I can see this working out in very limited cases:
At stations w/parking, outside city limits: A vendor will sell packaged food that
must be heated up -- like TV dinners, ready-to-cook family dinners, ready-to-bake pizzas, whatnot. Stuff that you don't take on the subway, because you've just gotten off the subway and face having to *cook*. But why not have a small pot roast, packaged and chilled, ready to cook so all you do is heat up the oven, slip it in, wait 30 minutes, dinner?
The same goes for DVD rental and video game rental. You're going home for the weekend, so why not pick something up and return it on the way back in? RedBox or DVD Express!
Lotto tickets... is a mixed bag. I see them more effective on the outskirts than in the city (inside the beltway). Compare New Carrolton to Union Station -- I think New Carrolton has it's MD Lotto vendor there, while Union Station took out all theirs via attrition.

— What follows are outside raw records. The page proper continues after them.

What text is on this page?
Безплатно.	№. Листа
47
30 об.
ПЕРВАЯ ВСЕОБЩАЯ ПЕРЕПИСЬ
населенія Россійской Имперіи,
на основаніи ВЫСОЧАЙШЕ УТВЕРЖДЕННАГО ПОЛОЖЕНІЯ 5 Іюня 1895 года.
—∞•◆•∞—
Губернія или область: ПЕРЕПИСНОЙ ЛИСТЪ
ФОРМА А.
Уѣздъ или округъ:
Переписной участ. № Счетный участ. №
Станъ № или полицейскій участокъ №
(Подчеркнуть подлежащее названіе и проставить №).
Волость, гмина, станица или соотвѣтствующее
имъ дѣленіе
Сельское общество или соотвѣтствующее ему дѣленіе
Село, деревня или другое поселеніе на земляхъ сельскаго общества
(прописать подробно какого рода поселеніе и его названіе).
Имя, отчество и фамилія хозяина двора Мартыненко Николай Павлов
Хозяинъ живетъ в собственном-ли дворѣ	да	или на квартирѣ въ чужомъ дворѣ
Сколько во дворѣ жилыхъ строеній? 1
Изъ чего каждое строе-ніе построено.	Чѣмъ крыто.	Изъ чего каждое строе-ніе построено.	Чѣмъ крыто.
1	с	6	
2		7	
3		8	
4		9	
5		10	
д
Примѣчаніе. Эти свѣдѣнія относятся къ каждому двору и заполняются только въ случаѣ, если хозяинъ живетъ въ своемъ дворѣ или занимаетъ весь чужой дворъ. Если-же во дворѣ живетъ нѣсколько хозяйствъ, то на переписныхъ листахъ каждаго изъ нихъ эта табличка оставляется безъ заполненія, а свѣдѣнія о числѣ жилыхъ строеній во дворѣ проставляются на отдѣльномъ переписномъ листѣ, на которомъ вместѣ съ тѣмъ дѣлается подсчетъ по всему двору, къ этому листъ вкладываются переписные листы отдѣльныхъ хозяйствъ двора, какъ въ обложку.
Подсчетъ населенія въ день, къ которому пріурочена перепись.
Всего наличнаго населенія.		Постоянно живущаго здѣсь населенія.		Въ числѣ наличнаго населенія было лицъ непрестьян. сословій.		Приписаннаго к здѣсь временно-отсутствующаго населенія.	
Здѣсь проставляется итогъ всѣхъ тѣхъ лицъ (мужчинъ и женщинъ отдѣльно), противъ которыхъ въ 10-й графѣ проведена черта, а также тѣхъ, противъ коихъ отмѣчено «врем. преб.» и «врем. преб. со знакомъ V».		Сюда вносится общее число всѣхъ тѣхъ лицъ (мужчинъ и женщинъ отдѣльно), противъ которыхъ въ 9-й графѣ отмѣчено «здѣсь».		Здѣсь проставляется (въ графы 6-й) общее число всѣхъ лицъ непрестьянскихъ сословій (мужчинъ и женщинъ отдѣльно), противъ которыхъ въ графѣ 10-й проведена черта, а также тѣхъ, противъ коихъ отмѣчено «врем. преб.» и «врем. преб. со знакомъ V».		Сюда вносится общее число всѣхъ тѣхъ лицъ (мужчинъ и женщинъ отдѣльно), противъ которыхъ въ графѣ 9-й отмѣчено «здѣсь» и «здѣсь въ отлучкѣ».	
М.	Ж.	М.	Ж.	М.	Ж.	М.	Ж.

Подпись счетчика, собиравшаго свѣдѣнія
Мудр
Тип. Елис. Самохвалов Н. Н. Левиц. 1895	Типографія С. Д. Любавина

New Carrolton can use a (newer) MD Lottery ticket machine (LTM).
At inside the beltway stations:
I can see the Photo booths here, as you're outside Verizon Center after that big major concert with your friends, you're slightly drunk, and you can't hold your phone worth a damn. Pile into a booth, get a few shots!
Everywhere:
Health & Beauty, Electronics (Best Buy Express), and charging stations or charger rental (a la
Fuel-Rod at airports) all belong here, for numerous reasons. The overlap of customer types (tourists, family folk, businessmen, etc) would permit a lot of sales.
The questionable one is: Package/mail pickup/delivery lockers. Post office, maybe, but depends on the hours set. Amazon locker? I can see it on the outer edges but not inside the beltway.